Mr Byrne joined a small firm, which he found fascinating as it brought him close to the clients and how they made their money.

His rise to the top of Airtours has been rapid after becoming finance director in 1997 at the ripe old age of 37. His aims now are to steady the controls at Airtours and take it skyward once more.

"My aim is to get it in the FTSE 100," he says, which given Airtours current valuation of £750m implies a near quadrupling of the share price. There are three prongs to the recovery plan. First, to get margins back to £20 per passenger. "We've got 13 million passengers so that gives profits of £260m," he says, against analysts forecasts of £146m for the year to September. Second, to drive group savings and synergies through things such as centralised buying.
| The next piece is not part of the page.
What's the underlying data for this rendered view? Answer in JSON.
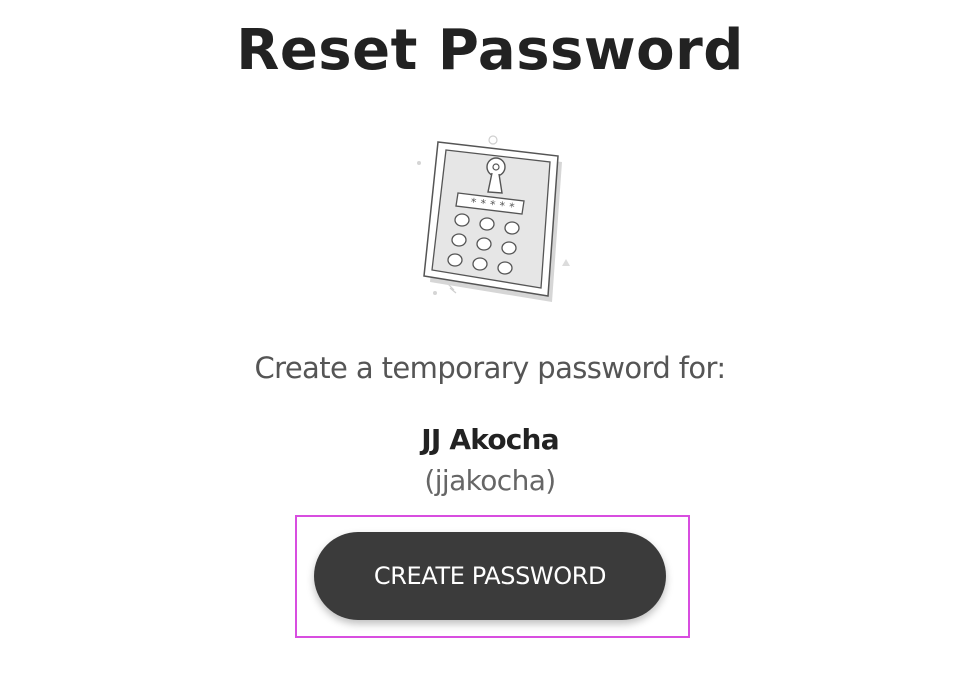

Third, to look for acquisitions though they are unlikely to be in Europe. "There's nothing left to buy unless you want scraps," he adds. "But there are loads of opportunities in America and we'd like to buy something in Canada."

Tim Byrne checks in

Position: chief executive, Airtours

Age: 41

Salary: £450,000 (plus bonuses)

Biggest personal influence: "It has to be my wife. I stay in hotels all the time and she reminds me of the real world, that if you put your shoes out on the landing at home, they don't get polished."

Biggest business influence: "Lots of different people. David Crossland for optimism, David Plowright [ex- Granada Television boss] for his cool and vision."